My agricultural variable as a proxy for human capital has the right sign and aligns with the study by Griliches and Mason (1972) on the effect of education and ability on income. Although my data focuses on municipalties intead of individuals, the sign matches in that those with lower education and skill are associated with earning less.

### Assess the overall data adequacy for your project.

This might refer to the quantity, quality, availability, and/or the organization of the data on-hand.

Do you believe the data can verify the hypothesis and worth exploring further with more sophisticated statistical methods?

I feel confident in the quanity and quality of data I have currently. It is not perfect but I am comfortable with the proxies I have and understand that any conclusions I reach will be limited as a result of the data I am using.

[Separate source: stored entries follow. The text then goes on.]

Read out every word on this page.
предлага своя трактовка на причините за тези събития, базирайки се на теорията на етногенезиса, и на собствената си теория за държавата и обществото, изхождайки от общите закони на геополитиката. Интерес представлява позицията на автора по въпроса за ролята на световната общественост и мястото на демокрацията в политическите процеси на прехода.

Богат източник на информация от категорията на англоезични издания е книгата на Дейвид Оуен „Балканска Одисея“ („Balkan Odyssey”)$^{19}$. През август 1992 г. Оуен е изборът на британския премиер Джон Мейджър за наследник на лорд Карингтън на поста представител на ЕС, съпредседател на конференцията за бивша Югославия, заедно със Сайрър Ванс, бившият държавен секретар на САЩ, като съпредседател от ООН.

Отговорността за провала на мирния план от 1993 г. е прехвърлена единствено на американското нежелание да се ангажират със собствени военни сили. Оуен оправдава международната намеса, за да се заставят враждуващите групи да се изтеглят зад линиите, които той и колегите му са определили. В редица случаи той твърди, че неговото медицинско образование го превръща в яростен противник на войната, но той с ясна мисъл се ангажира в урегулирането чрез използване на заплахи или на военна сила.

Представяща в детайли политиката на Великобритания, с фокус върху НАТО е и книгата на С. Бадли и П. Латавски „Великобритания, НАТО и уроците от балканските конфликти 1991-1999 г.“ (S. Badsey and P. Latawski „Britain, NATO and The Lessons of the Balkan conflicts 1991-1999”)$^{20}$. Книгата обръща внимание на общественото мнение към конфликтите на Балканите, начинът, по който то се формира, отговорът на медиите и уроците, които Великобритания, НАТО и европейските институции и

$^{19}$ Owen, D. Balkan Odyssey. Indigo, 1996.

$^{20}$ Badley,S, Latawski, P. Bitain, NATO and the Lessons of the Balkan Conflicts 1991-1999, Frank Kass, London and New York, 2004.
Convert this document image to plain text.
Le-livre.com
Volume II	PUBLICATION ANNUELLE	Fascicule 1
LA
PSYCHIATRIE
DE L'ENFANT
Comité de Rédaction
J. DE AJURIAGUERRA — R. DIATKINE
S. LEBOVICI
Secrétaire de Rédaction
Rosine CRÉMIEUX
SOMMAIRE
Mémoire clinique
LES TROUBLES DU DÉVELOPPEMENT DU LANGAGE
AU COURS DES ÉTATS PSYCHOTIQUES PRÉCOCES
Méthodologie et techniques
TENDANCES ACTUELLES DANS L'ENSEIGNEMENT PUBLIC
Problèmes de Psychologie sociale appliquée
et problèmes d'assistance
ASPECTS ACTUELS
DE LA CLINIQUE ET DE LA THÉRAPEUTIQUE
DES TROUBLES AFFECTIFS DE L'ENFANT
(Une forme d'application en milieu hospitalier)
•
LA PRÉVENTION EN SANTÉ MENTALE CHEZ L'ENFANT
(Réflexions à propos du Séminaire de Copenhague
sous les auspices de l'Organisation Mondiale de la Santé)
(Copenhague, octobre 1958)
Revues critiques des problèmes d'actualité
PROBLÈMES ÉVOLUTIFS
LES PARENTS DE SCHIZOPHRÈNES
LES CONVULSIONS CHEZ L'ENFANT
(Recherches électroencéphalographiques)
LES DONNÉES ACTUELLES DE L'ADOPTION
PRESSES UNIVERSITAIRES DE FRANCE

I am a bit worried if I will need more data in the future for this project, that getting them will be very difficult as I have exhausted most of the official sources for municipal data (economic, political, and geographic).

I think this is enough data to verify my hypothesis and is worth running some panel regressions on to see what results I can get. Before doing so, I think I should definitely make my dependent variable a percentage and a real variable instead of simply comparing average montthly income in a year. It may also be interesting to try and incorporate some geographic type of variable in my analysis given I have the data to make visualizations.

Also my idea for including the ethnic variable (constant) was to possibly interact this with the political variable in my regressions. I don't know if this is a good idea and would appreciate any feedback on keeping or removing the ethnic variable from my model.